Dou o exemplo da regulação de proteção de dados que se aprovou há uns anos e que agora está a ser transposto praticamente por todas as empresas do mundo. Desde logo, porque tinham essa obrigação para operar no espaço Europeu. Mas, ao fazer essa adaptação, acabaram por associar toda a sua operação a esse tipo de comportamentos.
Outros locais que diziam que não iriam adotar esta regulação, que diziam que era muito pesada, estão a adotá-la agora. O estado da Califórnia (EUA) está a implementá-la.

MB.: Um dos problemas é que a tecnologia avança mais depressa do que a legislação. Como se previne isso?
IGB.:
É um dos desafios. Temos de mudar a nossa forma de pensar em muitos aspetos, incluindo o âmbito regulatório.
Tentamos fazer um pouco de futurologia e prever como serão as sociedades no futuro. Em segundo lugar, fazendo regulamentos que sejam mais flexíveis e não passem de moda passados poucos meses. Por isso defendo que tenhamos organismos de gestão legislativa, que sejam flexíveis e tenham capacidade de se adaptar às mudanças que o mercado tenha, sem necessidade de fazer uma nova lei todos os anos.
Não podemos é render-nos. Os europeus têm um modelo próprio e não é em vão que toda a gente quer viver aqui. Fala-se muito do sonho americano mas todos querem é morar na Europa, porque somos as sociedades mais justas e mais prósperas do mundo e isso tem a ver com o modelo social e de direito que temos de proteger.

MB.: Que sociedade antecipa o Parlamento Europeu dentro de cinco anos?
IGB.:
Espero que tenhamos uma regulação completa, que garanta os direitos fundamentais no âmbito digital. Atualmente fala-se da aprovação de uma carta dos direitos digitais fundamentais e, em segundo lugar, que tenhamos sociedades muito mais conscientes da realidade em que operamos. Que tenham mais conhecimento de todas estas mudanças e consigam adaptar-se a elas. E Governos que tenham adaptado a própria Administração Pública a esta realidade. Quando falamos num horizonte temporal de cinco anos falamos em mudanças que antes demoravam 50 anos a acontecer. Não somos capazes de sequer imaginar o que irá acontecer dentro de cinco anos. Por isso, temos o desafio de fazer legislações flexíveis e que não passem de moda em questões de um par de meses.
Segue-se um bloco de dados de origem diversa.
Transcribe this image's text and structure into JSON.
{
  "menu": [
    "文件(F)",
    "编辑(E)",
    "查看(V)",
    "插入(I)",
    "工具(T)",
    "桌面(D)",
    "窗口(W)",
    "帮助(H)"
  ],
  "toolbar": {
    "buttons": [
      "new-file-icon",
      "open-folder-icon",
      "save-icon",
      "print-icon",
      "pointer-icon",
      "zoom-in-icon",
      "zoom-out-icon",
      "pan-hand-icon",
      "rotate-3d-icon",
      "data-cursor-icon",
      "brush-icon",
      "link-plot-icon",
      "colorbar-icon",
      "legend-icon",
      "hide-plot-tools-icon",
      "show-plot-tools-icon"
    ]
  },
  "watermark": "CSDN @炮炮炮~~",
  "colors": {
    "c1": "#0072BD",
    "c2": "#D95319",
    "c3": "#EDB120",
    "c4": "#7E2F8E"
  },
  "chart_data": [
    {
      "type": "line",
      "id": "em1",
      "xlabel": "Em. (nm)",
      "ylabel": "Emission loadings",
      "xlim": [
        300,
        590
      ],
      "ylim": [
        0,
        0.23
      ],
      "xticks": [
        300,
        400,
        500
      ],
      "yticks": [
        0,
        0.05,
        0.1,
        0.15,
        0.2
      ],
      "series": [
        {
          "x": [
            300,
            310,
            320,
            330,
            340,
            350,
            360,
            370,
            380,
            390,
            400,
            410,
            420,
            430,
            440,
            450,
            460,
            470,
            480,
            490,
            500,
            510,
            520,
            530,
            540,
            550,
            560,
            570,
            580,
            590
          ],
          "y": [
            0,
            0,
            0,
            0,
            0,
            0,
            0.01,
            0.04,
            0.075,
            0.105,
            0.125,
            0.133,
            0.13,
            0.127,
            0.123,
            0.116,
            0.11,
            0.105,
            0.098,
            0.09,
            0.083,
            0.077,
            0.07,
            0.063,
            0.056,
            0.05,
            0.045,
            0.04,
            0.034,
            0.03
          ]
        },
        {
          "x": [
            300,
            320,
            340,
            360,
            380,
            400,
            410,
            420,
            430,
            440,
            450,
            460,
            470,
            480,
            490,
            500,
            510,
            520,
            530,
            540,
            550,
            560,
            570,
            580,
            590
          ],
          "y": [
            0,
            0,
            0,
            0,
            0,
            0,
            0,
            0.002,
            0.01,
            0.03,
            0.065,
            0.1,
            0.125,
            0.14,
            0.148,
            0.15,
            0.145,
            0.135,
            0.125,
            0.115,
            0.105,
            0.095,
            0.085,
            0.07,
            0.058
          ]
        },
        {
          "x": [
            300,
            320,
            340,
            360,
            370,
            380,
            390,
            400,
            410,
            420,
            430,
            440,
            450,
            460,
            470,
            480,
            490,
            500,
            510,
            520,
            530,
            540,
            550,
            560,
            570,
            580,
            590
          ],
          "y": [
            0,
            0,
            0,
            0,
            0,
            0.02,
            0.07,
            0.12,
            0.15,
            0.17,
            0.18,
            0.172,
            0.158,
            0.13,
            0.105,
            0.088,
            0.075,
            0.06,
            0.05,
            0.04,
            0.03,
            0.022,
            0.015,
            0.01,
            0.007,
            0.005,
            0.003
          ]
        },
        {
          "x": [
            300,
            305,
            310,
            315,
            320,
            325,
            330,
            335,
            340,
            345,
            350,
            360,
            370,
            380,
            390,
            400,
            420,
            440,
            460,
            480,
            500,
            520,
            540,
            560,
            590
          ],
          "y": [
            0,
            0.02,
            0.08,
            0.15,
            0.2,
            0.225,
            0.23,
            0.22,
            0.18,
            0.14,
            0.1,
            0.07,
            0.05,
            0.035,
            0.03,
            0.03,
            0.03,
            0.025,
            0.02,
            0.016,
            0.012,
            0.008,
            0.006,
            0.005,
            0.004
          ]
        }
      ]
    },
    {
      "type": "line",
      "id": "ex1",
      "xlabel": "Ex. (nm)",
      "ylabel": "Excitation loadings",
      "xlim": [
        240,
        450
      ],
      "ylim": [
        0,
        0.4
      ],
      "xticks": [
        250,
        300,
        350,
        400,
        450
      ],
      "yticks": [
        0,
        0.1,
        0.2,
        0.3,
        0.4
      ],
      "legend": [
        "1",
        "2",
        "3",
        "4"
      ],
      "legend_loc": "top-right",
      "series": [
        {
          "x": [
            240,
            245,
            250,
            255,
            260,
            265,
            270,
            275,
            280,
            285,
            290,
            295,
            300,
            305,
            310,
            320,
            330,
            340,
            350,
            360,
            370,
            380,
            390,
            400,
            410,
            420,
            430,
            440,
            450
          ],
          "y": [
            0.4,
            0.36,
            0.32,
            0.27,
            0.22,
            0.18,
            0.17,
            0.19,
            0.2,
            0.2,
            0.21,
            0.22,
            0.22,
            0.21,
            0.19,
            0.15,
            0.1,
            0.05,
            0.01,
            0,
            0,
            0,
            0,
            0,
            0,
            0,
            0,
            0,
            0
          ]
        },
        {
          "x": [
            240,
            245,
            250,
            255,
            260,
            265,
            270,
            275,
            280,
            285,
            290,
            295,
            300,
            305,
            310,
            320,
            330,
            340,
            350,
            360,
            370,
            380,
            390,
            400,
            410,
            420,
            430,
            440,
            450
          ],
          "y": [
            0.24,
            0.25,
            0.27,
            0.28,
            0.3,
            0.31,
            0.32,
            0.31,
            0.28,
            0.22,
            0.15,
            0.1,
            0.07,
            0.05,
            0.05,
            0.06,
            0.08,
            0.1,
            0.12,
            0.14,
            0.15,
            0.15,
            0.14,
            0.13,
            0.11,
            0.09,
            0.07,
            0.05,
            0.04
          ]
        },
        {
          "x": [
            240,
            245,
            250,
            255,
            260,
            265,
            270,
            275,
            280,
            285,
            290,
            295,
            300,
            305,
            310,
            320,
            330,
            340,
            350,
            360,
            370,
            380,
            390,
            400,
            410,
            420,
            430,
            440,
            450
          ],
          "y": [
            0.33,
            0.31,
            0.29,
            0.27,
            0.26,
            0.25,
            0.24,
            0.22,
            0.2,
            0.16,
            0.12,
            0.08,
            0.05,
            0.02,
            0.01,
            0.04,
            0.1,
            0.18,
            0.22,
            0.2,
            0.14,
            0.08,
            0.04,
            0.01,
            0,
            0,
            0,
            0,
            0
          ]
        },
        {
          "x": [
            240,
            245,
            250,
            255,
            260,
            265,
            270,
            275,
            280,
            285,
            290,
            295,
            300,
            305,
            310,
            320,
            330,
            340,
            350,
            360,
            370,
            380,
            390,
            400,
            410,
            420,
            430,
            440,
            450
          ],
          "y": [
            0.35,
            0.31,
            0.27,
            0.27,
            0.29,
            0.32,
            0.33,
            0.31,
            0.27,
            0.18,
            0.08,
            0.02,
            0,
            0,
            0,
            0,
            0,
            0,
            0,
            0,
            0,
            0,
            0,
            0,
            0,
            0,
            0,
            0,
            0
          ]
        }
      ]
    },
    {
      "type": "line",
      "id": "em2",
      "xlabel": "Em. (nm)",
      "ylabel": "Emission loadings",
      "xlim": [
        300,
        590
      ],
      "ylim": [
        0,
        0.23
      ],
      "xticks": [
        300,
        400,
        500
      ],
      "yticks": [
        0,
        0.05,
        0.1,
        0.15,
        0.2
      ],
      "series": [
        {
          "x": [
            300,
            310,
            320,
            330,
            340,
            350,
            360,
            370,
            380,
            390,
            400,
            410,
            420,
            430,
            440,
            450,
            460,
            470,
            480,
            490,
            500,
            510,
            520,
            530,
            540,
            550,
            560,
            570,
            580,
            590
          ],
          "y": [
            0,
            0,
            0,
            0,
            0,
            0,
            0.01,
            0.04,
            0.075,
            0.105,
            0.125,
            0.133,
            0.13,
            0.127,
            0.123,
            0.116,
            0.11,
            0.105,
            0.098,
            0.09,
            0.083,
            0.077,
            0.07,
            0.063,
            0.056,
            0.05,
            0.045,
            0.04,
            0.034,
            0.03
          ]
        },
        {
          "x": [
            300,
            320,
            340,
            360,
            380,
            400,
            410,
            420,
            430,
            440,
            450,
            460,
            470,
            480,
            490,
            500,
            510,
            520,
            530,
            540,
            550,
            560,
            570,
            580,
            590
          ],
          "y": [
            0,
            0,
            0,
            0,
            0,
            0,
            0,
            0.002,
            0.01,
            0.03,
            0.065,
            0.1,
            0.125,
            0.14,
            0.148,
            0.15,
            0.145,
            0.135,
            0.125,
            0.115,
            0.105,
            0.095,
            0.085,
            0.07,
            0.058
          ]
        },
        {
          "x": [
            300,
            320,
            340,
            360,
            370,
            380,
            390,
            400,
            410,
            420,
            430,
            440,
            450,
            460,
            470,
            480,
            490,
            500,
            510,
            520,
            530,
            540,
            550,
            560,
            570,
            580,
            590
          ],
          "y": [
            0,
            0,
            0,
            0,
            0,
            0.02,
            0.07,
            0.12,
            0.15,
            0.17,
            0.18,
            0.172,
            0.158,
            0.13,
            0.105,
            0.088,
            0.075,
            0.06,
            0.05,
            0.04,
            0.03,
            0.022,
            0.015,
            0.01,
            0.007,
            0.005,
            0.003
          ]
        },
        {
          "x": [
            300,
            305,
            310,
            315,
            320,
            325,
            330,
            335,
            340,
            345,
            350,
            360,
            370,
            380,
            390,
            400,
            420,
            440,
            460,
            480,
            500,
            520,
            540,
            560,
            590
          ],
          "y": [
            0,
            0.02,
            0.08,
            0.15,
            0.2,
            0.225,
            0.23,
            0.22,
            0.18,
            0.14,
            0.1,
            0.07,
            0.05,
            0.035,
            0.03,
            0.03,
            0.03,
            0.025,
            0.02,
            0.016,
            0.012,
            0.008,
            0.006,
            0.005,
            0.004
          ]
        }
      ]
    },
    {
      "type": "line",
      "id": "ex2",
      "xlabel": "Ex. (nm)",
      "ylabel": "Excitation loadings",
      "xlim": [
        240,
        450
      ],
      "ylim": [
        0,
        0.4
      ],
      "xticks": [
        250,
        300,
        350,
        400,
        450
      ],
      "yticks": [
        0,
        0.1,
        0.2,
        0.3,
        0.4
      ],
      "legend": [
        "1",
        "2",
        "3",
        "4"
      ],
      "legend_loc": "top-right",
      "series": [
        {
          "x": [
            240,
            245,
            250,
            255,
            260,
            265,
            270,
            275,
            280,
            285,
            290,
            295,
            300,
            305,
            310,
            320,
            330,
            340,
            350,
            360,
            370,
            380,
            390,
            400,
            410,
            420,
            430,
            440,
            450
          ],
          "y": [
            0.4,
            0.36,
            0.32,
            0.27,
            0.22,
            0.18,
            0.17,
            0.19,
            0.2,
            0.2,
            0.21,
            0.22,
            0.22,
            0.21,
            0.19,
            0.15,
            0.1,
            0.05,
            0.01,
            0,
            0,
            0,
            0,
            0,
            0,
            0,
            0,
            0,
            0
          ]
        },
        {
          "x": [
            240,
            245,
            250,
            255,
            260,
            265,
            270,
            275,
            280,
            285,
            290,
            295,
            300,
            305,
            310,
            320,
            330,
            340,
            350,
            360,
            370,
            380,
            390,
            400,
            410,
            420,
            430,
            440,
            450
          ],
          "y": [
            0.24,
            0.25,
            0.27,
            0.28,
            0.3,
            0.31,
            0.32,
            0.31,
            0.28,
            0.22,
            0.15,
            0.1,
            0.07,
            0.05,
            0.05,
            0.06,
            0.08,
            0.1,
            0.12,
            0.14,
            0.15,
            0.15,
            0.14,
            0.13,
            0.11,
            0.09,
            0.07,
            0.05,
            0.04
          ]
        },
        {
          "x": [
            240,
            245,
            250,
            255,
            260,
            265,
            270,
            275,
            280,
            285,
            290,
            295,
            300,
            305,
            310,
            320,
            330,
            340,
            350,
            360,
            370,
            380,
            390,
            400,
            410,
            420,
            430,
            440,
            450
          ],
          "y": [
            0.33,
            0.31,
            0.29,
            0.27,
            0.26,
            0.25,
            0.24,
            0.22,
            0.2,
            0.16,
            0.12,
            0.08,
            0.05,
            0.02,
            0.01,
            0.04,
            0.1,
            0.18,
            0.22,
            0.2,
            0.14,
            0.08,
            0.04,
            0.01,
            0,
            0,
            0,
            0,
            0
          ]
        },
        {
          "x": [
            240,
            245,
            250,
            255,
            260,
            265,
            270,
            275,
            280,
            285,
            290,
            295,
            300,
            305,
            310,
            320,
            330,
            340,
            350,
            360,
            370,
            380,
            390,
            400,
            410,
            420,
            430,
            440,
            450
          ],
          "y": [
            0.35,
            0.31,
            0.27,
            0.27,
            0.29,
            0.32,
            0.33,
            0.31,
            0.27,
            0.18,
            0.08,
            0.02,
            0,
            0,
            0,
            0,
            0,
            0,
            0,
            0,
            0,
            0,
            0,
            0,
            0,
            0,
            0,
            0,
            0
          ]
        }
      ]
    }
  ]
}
MB.: Um dos problemas que enfrentamos é ter legislação que fica obsoleta rapidamente. A tecnologia nunca evoluiu tão depressa como agora. Poderá ser um problema que a maioria dos governantes atuais não sejam nativos digitais?
IGB.:
Sim, pode ser um problema. Mas temos de romper brechas que temos na nossa sociedade e uma delas é a brecha geracional. E isso não afeta só os mais velhos mas, também, entre as grandes cidades e o resto dos territórios. Temos de ir solucionando isso. Não é preciso ser um especialista em informática. Mas compreender de que forma a implementação da tecnologia nos afeta de forma massiva e entender o que é preciso. Teremos de ter equipas multidisciplinares também nas administrações públicas. Não só técnicos, como engenheiros, mas especialistas em Direito que saibam do que falam quando toca à digitalização, gente que se dedique à Ética, filósofos, artistas... equipas mais integradas porque a digitalização vai mudar tanto as coisas que não vai afetar apenas as pessoas no âmbito digital mas a todos.